The Futility Monster

He'll pointlessly derive more enjoyment out of your resources than you

What Price Democracy?

Posted by The Futility Monster on December 16, 2009 @ 08:34

Well, it inspires me...

The news this morning that Zac Goldsmith has spent £260,000 of his own fortune on the battle to become the MP for Richmond makes me feel a little uneasy.

We have never had a serious issue with money dominating British politics. Central party financing of campaigns, and spending limits during the election have always made sure that no one individual has been required to raise vast sums of money personally to fund a campaign. That’s in direct contrast to the USA, where it really helps to be vastly wealthy to fund your own election; or get serious cash from lobbyists.

But now, with common sense out the window, it seems everyone will do anything if it isn’t illegal. And even then it’s worth testing out the limits of the law. See Tony Blair and peerages. Oh, and MPs and their expenses.

Democracy isn’t cheap. Everyone knows that. It costs money to get your message across, though savvy campaigns are extremely good at using their contacts and letter-writing skills to create an astroturfed campaign in the letters section of the local paper.

But £260,000?

It’s clear the spirit of the law is being broken. The £12,000 limit only applies when the election has been called. So why bother having such a limit at all when it’s clear you can actually spend whatever the hell you like?

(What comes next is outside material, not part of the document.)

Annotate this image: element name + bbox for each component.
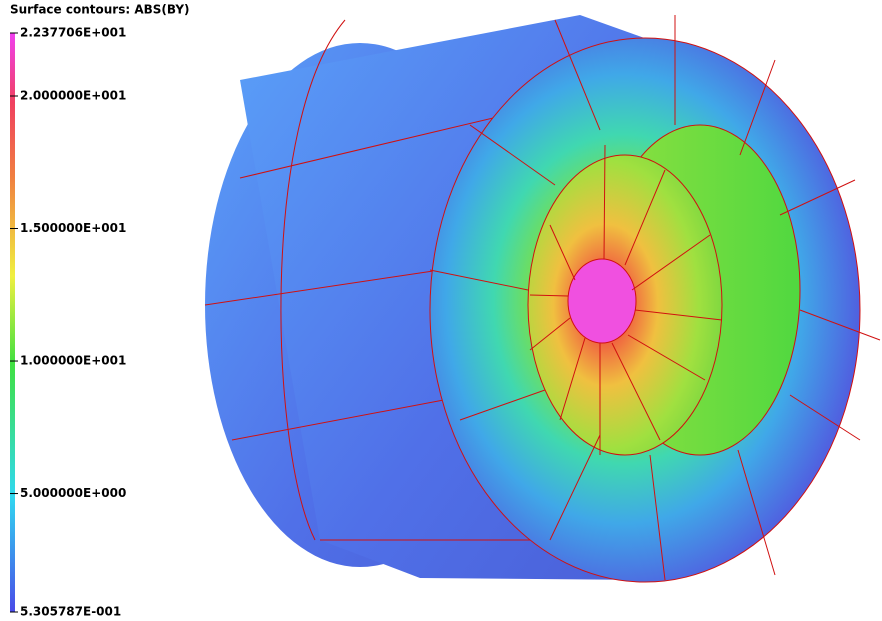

As in most cases, Something Must Be Done. Overall spending limits are sensible, both on a country-wide and constituency basis; maxima that can be spent per calendar year. Fixed term parliaments would help too, as they would enable us to lock down those tighter spending rules much more reliably before an election.

I also like the idea of serious limits on donations, both from individuals and companies. This would choke Labour’s union funding, but it would also curb Lord Ashcroft. And if there are any new Michael Brown’s out there waiting to pour millions into the Lib Dem warchest, well it would just be tough luck.

These would all be good things. Money distorts values and priorities. That much is a given. Michael Brown made it clear that he thought donating money to the Lib Dems would buy him some friends and they would help him through his legal minefield. And, much as the Trade Unions like to moan, they haven’t do too badly out of a Labour government.

Chances are such limits would encourage the growth of “soft money” like in the USA. That would mean pressure groups would also need to be regulated. And we can do this freely, because we don’t have, in this case, the burden of a First Amendment equivalent. Sorry, but this is one “freedom” that gets seriously abused in the name of sham democracy in the USA…

The trade off from all this? It has to be an increased and fairer level of state funding (which, don’t forget, already exists). The current system of “short money” is not great, however, so it should be replaced. A much better idea is allowing each voter to specify, annually, which party they support, who will then receive a fixed amount per registered supporter.

Creeping up around us in British politics is a taint we’re not used to. Money talks, and its influence is becoming more and more noticeable. It’s time we got serious about tackling it.